There are those dear to us that we have known, that we have loved, there are the monsters we have encountered, the teachers who have conditioned us, but there are also free spirits whose work lit our path with their images, their words, their music.

Amongst these angels next to whom I am happy to wake up every morning, there is Pierre Molinier.

After many long years of waiting, after having bought and devoured every book ever written about him, on a holy day, the auction of his daughter’s collection took place. A sacrilegious situation since this body of work was about to be scattered instead of finding its rightful place, as a whole, in a Pierre Molinier museum in Bordeaux. Shame on the mayor of Bordeaux, and the Ministry of Culture ! And glory to the faun magician’s lucky admirers who were able to lay their hands on these rare works of art. Towards the end of the auction, in a reckless act, my finger rose before my brain could forbid it for lack of money. Walking on air, I became the ecstatic host of a photograph I had always dreamt of.

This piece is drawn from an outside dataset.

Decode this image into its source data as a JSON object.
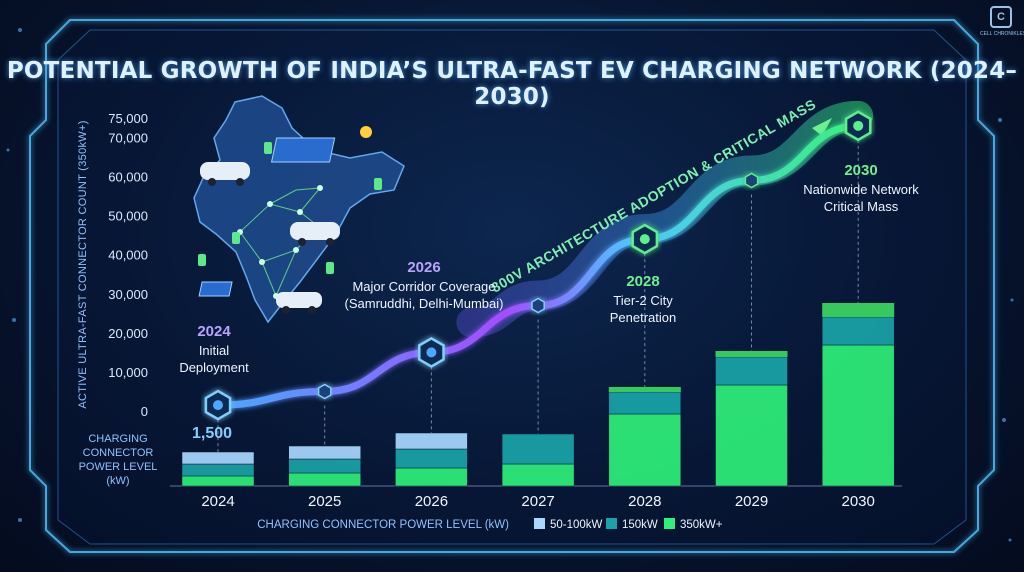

Now, this angel that was in my head has materialized in my hand. Once adopted, this photograph will be mine for my entire life, my entire short life. Objects have a life as well. They live. They talk. I know it. Molinier knew it too. And probably better than I did. And that’s why he was a fetishist. In the truest sense of the word. His photographs have a soul, a unique soul. And so did the stockings, ankle boots, masks, stools and the screen he loved so much. His obsessions and compulsions are so unabashed they become exceptionally communicable and universal. Wearing masks, cross-dressing, dissociating himself from any formatted sexual identity, multiplying his legs to infinity, training to give himself a blowjob, using photomontage to fuck himself in the ass, feeding his milk-thirsty kitten his own sperm, talking about it and showing it to the world… More surrealist in his own life than any of the Surrealists he mixed with and who seemed to fear him despite his utmost amiability. His happiness might have seemed desperate to some, but to others such as myself, it is the expression of an exemplary life force.

To him, existence or non-existence, identity and society are nothing but an illusion. Only sexual pulsion is real and it needn’t numb itself out through any filter for it is unique and almighty.

Molinier is one of the rare people I know who was so joyful he managed to turn his own suicide into a playful act, by announcing its date, like a rendezvous with himself, life, death, birth, pleasure. All in one. And images to boot.